As propriedades mecânicas do gelo dependem de detalhes sutis das interações as moléculas de água
Devido à importância do comportamento mecânico do gelo sob diferentes circunstâncias, um esforço significativo tem sido direcionado à compreensão do comportamento de deformação do gelo em termos de processos unitários ocorrendo na escala molecular. Dada a dificuldade de observar diretamente tais processos em um experimento de laboratório, grande parte da investigação é realizada usando métodos de simulação computacional em nível molecular, que fornecem ferramentas de “microscopia computacional” e que permitem a inspeção de processos ocorrendo numa escala molecular. A fidelidade de tais simulações depende criticamente da descrição das interações entre as moléculas de água e o desenvolvimento de tais modelos tem sido um campo ativo de pesquisa nos últimos 50 anos, produzindo mais de 100 modelos de interação diferentes.

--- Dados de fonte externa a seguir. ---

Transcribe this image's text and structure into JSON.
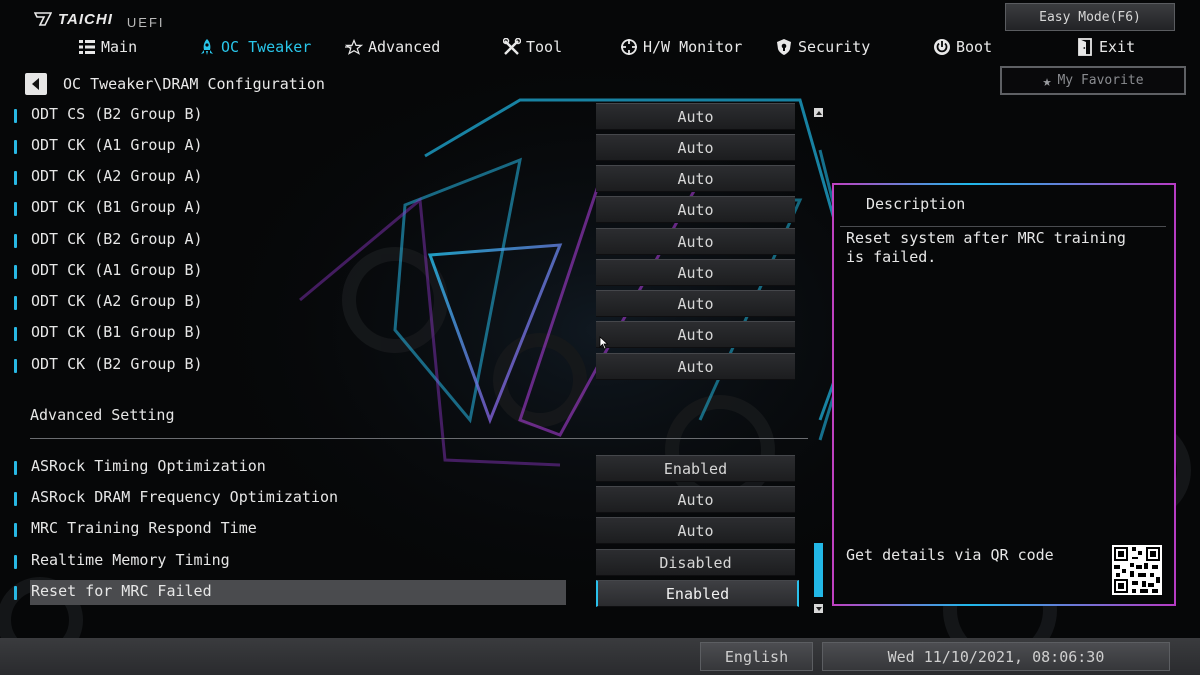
{
  "brand": {
    "logo": "TAICHI",
    "sub": "UEFI"
  },
  "header": {
    "easy_mode": "Easy Mode(F6)",
    "favorite": "My Favorite"
  },
  "nav": [
    {
      "label": "Main",
      "icon": "grid-list-icon",
      "active": false
    },
    {
      "label": "OC Tweaker",
      "icon": "rocket-icon",
      "active": true
    },
    {
      "label": "Advanced",
      "icon": "star-outline-icon",
      "active": false
    },
    {
      "label": "Tool",
      "icon": "wrench-screwdriver-icon",
      "active": false
    },
    {
      "label": "H/W Monitor",
      "icon": "crosshair-icon",
      "active": false
    },
    {
      "label": "Security",
      "icon": "shield-icon",
      "active": false
    },
    {
      "label": "Boot",
      "icon": "power-icon",
      "active": false
    },
    {
      "label": "Exit",
      "icon": "door-exit-icon",
      "active": false
    }
  ],
  "breadcrumb": "OC Tweaker\\DRAM Configuration",
  "settings_top": [
    {
      "label": "ODT CS (B2 Group B)",
      "value": "Auto"
    },
    {
      "label": "ODT CK (A1 Group A)",
      "value": "Auto"
    },
    {
      "label": "ODT CK (A2 Group A)",
      "value": "Auto"
    },
    {
      "label": "ODT CK (B1 Group A)",
      "value": "Auto"
    },
    {
      "label": "ODT CK (B2 Group A)",
      "value": "Auto"
    },
    {
      "label": "ODT CK (A1 Group B)",
      "value": "Auto"
    },
    {
      "label": "ODT CK (A2 Group B)",
      "value": "Auto"
    },
    {
      "label": "ODT CK (B1 Group B)",
      "value": "Auto"
    },
    {
      "label": "ODT CK (B2 Group B)",
      "value": "Auto"
    }
  ],
  "section": "Advanced Setting",
  "settings_adv": [
    {
      "label": "ASRock Timing Optimization",
      "value": "Enabled"
    },
    {
      "label": "ASRock DRAM Frequency Optimization",
      "value": "Auto"
    },
    {
      "label": "MRC Training Respond Time",
      "value": "Auto"
    },
    {
      "label": "Realtime Memory Timing",
      "value": "Disabled"
    },
    {
      "label": "Reset for MRC Failed",
      "value": "Enabled",
      "selected": true
    }
  ],
  "description": {
    "title": "Description",
    "text": "Reset system after MRC training is failed.",
    "qr_label": "Get details via QR code"
  },
  "footer": {
    "language": "English",
    "datetime": "Wed 11/10/2021, 08:06:30"
  },
  "colors": {
    "accent": "#29c6ea",
    "panel_border_magenta": "#b73bc4",
    "selected_row": "#4a4b4e"
  }
}
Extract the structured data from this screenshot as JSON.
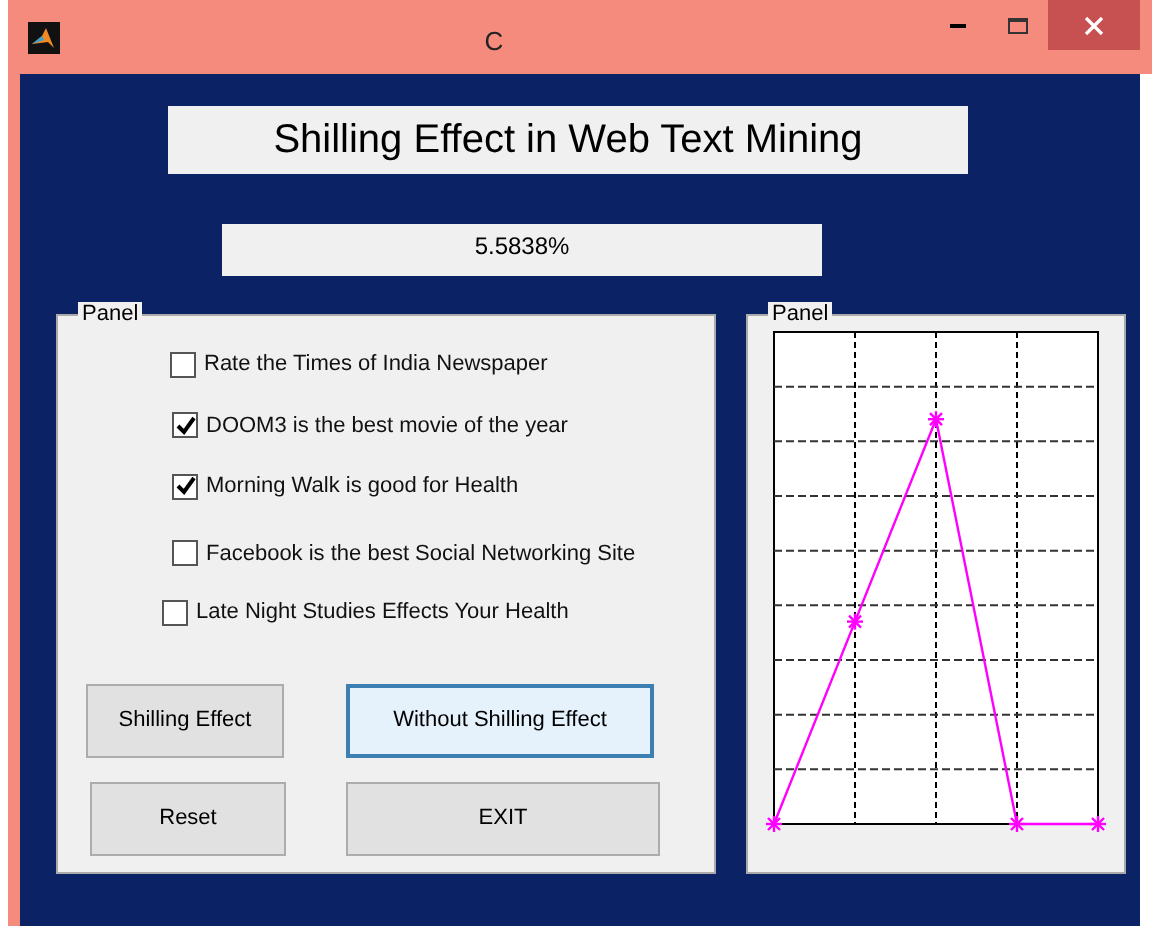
{
  "window": {
    "title": "C"
  },
  "heading": "Shilling Effect in Web Text Mining",
  "result": "5.5838%",
  "options_panel": {
    "title": "Panel",
    "checkboxes": [
      {
        "label": "Rate the Times of India Newspaper",
        "checked": false
      },
      {
        "label": "DOOM3 is the best movie of the year",
        "checked": true
      },
      {
        "label": "Morning Walk is good for Health",
        "checked": true
      },
      {
        "label": "Facebook is the best Social Networking Site",
        "checked": false
      },
      {
        "label": "Late Night Studies Effects Your Health",
        "checked": false
      }
    ],
    "buttons": [
      {
        "label": "Shilling Effect",
        "focused": false
      },
      {
        "label": "Without Shilling Effect",
        "focused": true
      },
      {
        "label": "Reset",
        "focused": false
      },
      {
        "label": "EXIT",
        "focused": false
      }
    ]
  },
  "chart_panel": {
    "title": "Panel"
  }
}
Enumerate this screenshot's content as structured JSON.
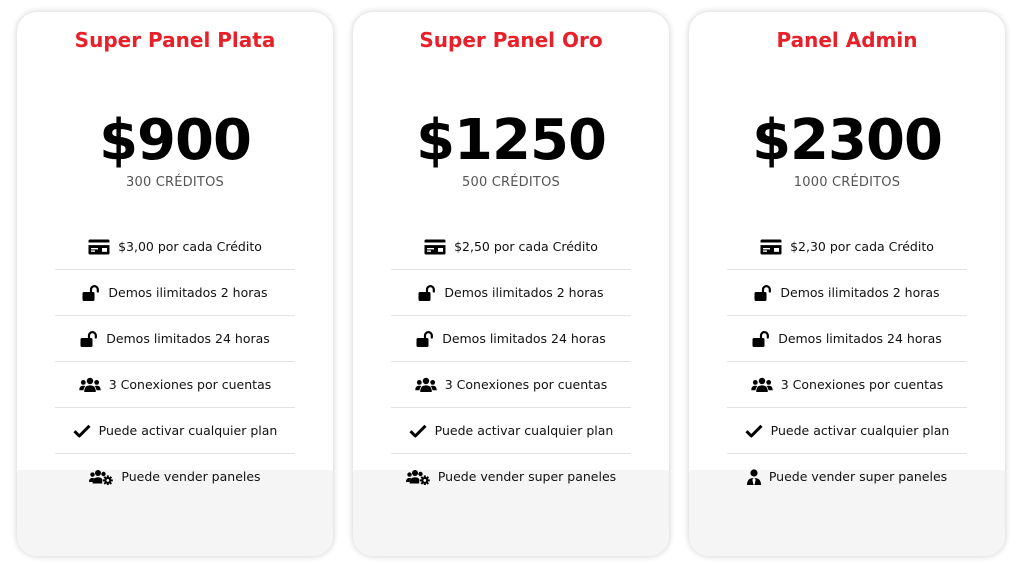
{
  "accent_color": "#e8202a",
  "plans": [
    {
      "title": "Super Panel Plata",
      "price": "$900",
      "credits": "300 CRÉDITOS",
      "features": [
        {
          "icon": "credit-card-icon",
          "text": "$3,00 por cada Crédito"
        },
        {
          "icon": "unlock-icon",
          "text": "Demos ilimitados 2 horas"
        },
        {
          "icon": "unlock-icon",
          "text": "Demos limitados 24 horas"
        },
        {
          "icon": "users-icon",
          "text": "3 Conexiones por cuentas"
        },
        {
          "icon": "check-icon",
          "text": "Puede activar cualquier plan"
        },
        {
          "icon": "users-gear-icon",
          "text": "Puede vender paneles"
        }
      ]
    },
    {
      "title": "Super Panel Oro",
      "price": "$1250",
      "credits": "500 CRÉDITOS",
      "features": [
        {
          "icon": "credit-card-icon",
          "text": "$2,50 por cada Crédito"
        },
        {
          "icon": "unlock-icon",
          "text": "Demos ilimitados 2 horas"
        },
        {
          "icon": "unlock-icon",
          "text": "Demos limitados 24 horas"
        },
        {
          "icon": "users-icon",
          "text": "3 Conexiones por cuentas"
        },
        {
          "icon": "check-icon",
          "text": "Puede activar cualquier plan"
        },
        {
          "icon": "users-gear-icon",
          "text": "Puede vender super paneles"
        }
      ]
    },
    {
      "title": "Panel Admin",
      "price": "$2300",
      "credits": "1000 CRÉDITOS",
      "features": [
        {
          "icon": "credit-card-icon",
          "text": "$2,30 por cada Crédito"
        },
        {
          "icon": "unlock-icon",
          "text": "Demos ilimitados 2 horas"
        },
        {
          "icon": "unlock-icon",
          "text": "Demos limitados 24 horas"
        },
        {
          "icon": "users-icon",
          "text": "3 Conexiones por cuentas"
        },
        {
          "icon": "check-icon",
          "text": "Puede activar cualquier plan"
        },
        {
          "icon": "user-tie-icon",
          "text": "Puede vender super paneles"
        }
      ]
    }
  ]
}
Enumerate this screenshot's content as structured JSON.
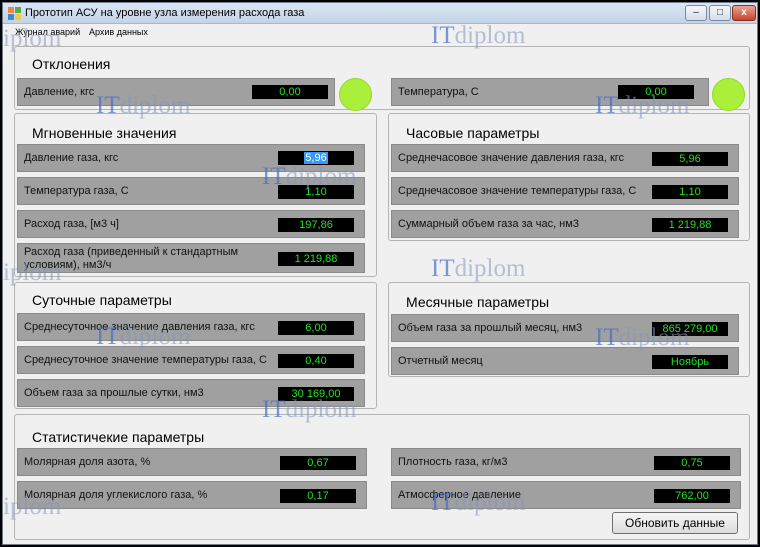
{
  "window": {
    "title": "Прототип АСУ на уровне узла измерения расхода газа",
    "minimize_glyph": "–",
    "maximize_glyph": "□",
    "close_glyph": "x"
  },
  "menu": {
    "alarms": "Журнал аварий",
    "archive": "Архив данных"
  },
  "deviations": {
    "title": "Отклонения",
    "pressure": {
      "label": "Давление, кгс",
      "value": "0,00"
    },
    "temperature": {
      "label": "Температура, С",
      "value": "0,00"
    },
    "indicator_color": "#aaf03a"
  },
  "instant": {
    "title": "Мгновенные значения",
    "rows": [
      {
        "label": "Давление газа, кгс",
        "value": "5,96"
      },
      {
        "label": "Температура газа, С",
        "value": "1,10"
      },
      {
        "label": "Расход газа, [м3 ч]",
        "value": "197,86"
      },
      {
        "label": "Расход газа (приведенный к стандартным условиям), нм3/ч",
        "value": "1 219,88"
      }
    ]
  },
  "hourly": {
    "title": "Часовые параметры",
    "rows": [
      {
        "label": "Среднечасовое значение давления газа, кгс",
        "value": "5,96"
      },
      {
        "label": "Среднечасовое значение температуры газа, С",
        "value": "1,10"
      },
      {
        "label": "Суммарный объем газа за час, нм3",
        "value": "1 219,88"
      }
    ]
  },
  "daily": {
    "title": "Суточные параметры",
    "rows": [
      {
        "label": "Среднесуточное значение давления газа, кгс",
        "value": "6,00"
      },
      {
        "label": "Среднесуточное значение температуры газа, С",
        "value": "0,40"
      },
      {
        "label": "Объем газа за прошлые сутки, нм3",
        "value": "30 169,00"
      }
    ]
  },
  "monthly": {
    "title": "Месячные параметры",
    "rows": [
      {
        "label": "Объем газа за прошлый месяц, нм3",
        "value": "865 279,00"
      },
      {
        "label": "Отчетный месяц",
        "value": "Ноябрь"
      }
    ]
  },
  "stats": {
    "title": "Статистичекие параметры",
    "left": [
      {
        "label": "Молярная доля азота, %",
        "value": "0,67"
      },
      {
        "label": "Молярная доля углекислого газа, %",
        "value": "0,17"
      }
    ],
    "right": [
      {
        "label": "Плотность газа, кг/м3",
        "value": "0,75"
      },
      {
        "label": "Атмосферное давление",
        "value": "762,00"
      }
    ]
  },
  "refresh_button": "Обновить данные",
  "watermark": {
    "it": "IT",
    "diplom": "diplom",
    "fragment": "iplom"
  },
  "colors": {
    "value_text": "#22e022",
    "value_bg": "#000000",
    "row_bg": "#a0a0a0",
    "window_bg": "#f0f0f0"
  }
}
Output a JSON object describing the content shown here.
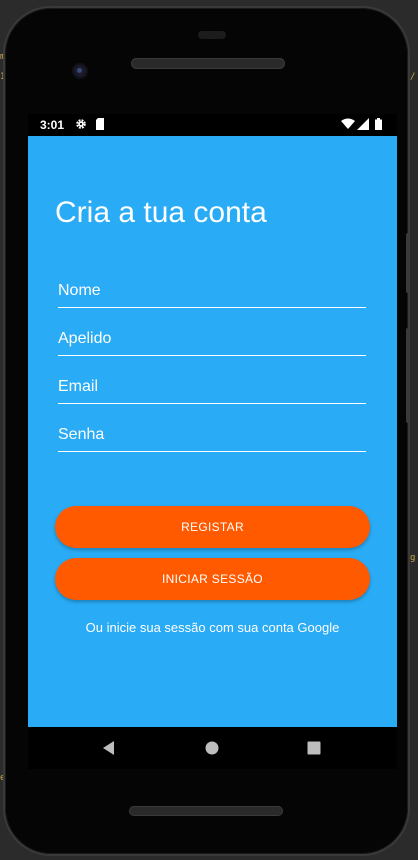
{
  "status_bar": {
    "time": "3:01",
    "icons": [
      "gear-icon",
      "sd-card-icon",
      "wifi-icon",
      "signal-icon",
      "battery-icon"
    ]
  },
  "signup": {
    "title": "Cria a tua conta",
    "fields": {
      "name_placeholder": "Nome",
      "surname_placeholder": "Apelido",
      "email_placeholder": "Email",
      "password_placeholder": "Senha"
    },
    "register_button": "REGISTAR",
    "login_button": "INICIAR SESSÃO",
    "google_text": "Ou inicie sua sessão com sua conta Google"
  },
  "nav_bar": {
    "icons": [
      "back-icon",
      "home-icon",
      "recents-icon"
    ]
  },
  "colors": {
    "background": "#29abf5",
    "button": "#ff5a00",
    "text": "#ffffff"
  }
}
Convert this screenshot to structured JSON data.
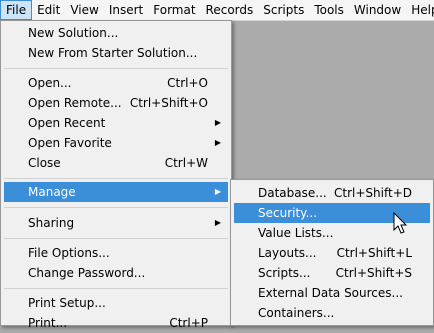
{
  "menubar": [
    "File",
    "Edit",
    "View",
    "Insert",
    "Format",
    "Records",
    "Scripts",
    "Tools",
    "Window",
    "Help"
  ],
  "file_menu": {
    "new_solution": "New Solution...",
    "new_from_starter": "New From Starter Solution...",
    "open": "Open...",
    "open_sc": "Ctrl+O",
    "open_remote": "Open Remote...",
    "open_remote_sc": "Ctrl+Shift+O",
    "open_recent": "Open Recent",
    "open_favorite": "Open Favorite",
    "close": "Close",
    "close_sc": "Ctrl+W",
    "manage": "Manage",
    "sharing": "Sharing",
    "file_options": "File Options...",
    "change_password": "Change Password...",
    "print_setup": "Print Setup...",
    "print": "Print...",
    "print_sc": "Ctrl+P"
  },
  "manage_menu": {
    "database": "Database...",
    "database_sc": "Ctrl+Shift+D",
    "security": "Security...",
    "value_lists": "Value Lists...",
    "layouts": "Layouts...",
    "layouts_sc": "Ctrl+Shift+L",
    "scripts": "Scripts...",
    "scripts_sc": "Ctrl+Shift+S",
    "external_data_sources": "External Data Sources...",
    "containers": "Containers..."
  },
  "colors": {
    "highlight": "#3b8fd9",
    "menu_bg": "#f0f0f0",
    "backdrop": "#ababab"
  }
}
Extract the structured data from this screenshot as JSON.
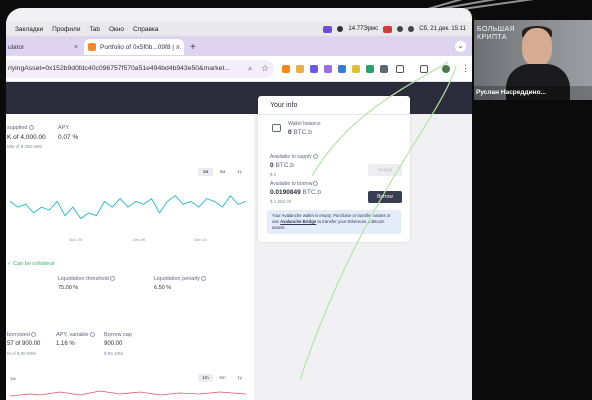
{
  "menubar": {
    "items": [
      "Закладки",
      "Профили",
      "Tab",
      "Окно",
      "Справка"
    ],
    "speed": "14.77Эрмс",
    "clock": "Сб, 21 дек. 15:11",
    "badge_colors": [
      "#6b4fd8",
      "#d23a3a"
    ]
  },
  "tabs": [
    {
      "label": "ulator",
      "close": "×"
    },
    {
      "label": "Portfolio of 0x5f0b...09f8 | ...",
      "close": "×"
    }
  ],
  "newtab": "+",
  "tab_dropdown": "⌄",
  "address": {
    "url": "rlyingAsset=0x152b9d0fdc40c096757f570a51e494bd4b943e50&market..."
  },
  "toolbar": {
    "zoom_icon": "⌕",
    "star_icon": "☆",
    "menu_icon": "⋮"
  },
  "stats": {
    "supplied_label": "supplied",
    "supplied_value": "K of 4,000.00",
    "supplied_sub": "MM of $ 380.00M",
    "apy_label": "APY",
    "apy_value": "0.07 %",
    "range_buttons": [
      "1м",
      "6м",
      "1y"
    ],
    "collateral": "✓ Can be collateral",
    "liq_threshold_label": "Liquidation threshold",
    "liq_threshold_value": "75.00 %",
    "liq_penalty_label": "Liquidation penalty",
    "liq_penalty_value": "6.50 %",
    "borrowed_label": "borrowed",
    "borrowed_value": "57 of 900.00",
    "borrowed_sub": "M of $ 80.89M",
    "apy_var_label": "APY, variable",
    "apy_var_value": "1.16 %",
    "borrow_cap_label": "Borrow cap",
    "borrow_cap_value": "900.00",
    "borrow_cap_sub": "$ 89.19M",
    "bottom_range_left": "1м",
    "bottom_range_buttons": [
      "1m",
      "6m",
      "1y"
    ]
  },
  "info": {
    "title": "Your info",
    "wallet_label": "Wallet balance",
    "wallet_value": "0",
    "wallet_unit": "BTC.b",
    "supply_label": "Available to supply",
    "supply_value": "0",
    "supply_unit": "BTC.b",
    "supply_sub": "$ 0",
    "supply_btn": "Supply",
    "borrow_label": "Available to borrow",
    "borrow_value": "0.0190849",
    "borrow_unit": "BTC.b",
    "borrow_sub": "$ 1,855.00",
    "borrow_btn": "Borrow",
    "notice_pre": "Your Avalanche wallet is empty. Purchase or transfer assets or use ",
    "notice_link": "Avalanche Bridge",
    "notice_post": " to transfer your Ethereum & Bitcoin assets."
  },
  "webcam": {
    "brand_line1": "БОЛЬШАЯ",
    "brand_line2": "КРИПТА",
    "name": "Руслан Насреддино..."
  },
  "chart_data": {
    "type": "line",
    "x": [
      0,
      1,
      2,
      3,
      4,
      5,
      6,
      7,
      8,
      9,
      10,
      11,
      12,
      13,
      14,
      15,
      16,
      17,
      18,
      19,
      20,
      21,
      22,
      23,
      24,
      25,
      26,
      27,
      28,
      29,
      30
    ],
    "series": [
      {
        "values": [
          0.07,
          0.06,
          0.065,
          0.05,
          0.06,
          0.055,
          0.07,
          0.045,
          0.06,
          0.04,
          0.05,
          0.045,
          0.07,
          0.06,
          0.075,
          0.06,
          0.07,
          0.065,
          0.075,
          0.05,
          0.07,
          0.08,
          0.065,
          0.07,
          0.06,
          0.075,
          0.07,
          0.06,
          0.08,
          0.065,
          0.07
        ]
      }
    ],
    "xlabels": [
      "Nov 26",
      "Dec 09",
      "Dec 19"
    ],
    "grid": false,
    "color": "#29b6c9"
  }
}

No entanto, no seu desenvolvimento, praticamente toda a atenção foi direcionada para melhorar a descrição das interações da água na fase líquida, sem levar em consideração as propriedades mecânicas do gelo. Desta maneira, a resposta às deformações mecânicas, conforme descrito por este grande conjunto de modelos de água, é essencialmente desconhecida, dificultando sua aplicabilidade ao estudo da mecânica do gelo em escala molecular.
Em dois estudos recentes, o grupo liderado pelo professor Maurice de Koning, pesquisador associado do CCES, investigou a resposta mecânica fundamental do gelo, conforme descrito por um conjunto de modelos de água frequentemente utilizados. Cada estudo se concentrava em um dos dois tipos fundamentais de comportamento mecânico, o elástico e o plástico. A deformação elástica é um processo essencialmente reversível, o que significa que, uma vez que uma força externa é removida, o sistema retorna ao seu estado inicial, sem deformação remanescente. A deformação plástica, por outro lado, é irreversível, envolvendo a criação de deformação permanente que persiste mesmo após a remoção das forças externas que atuam sobre o sólido.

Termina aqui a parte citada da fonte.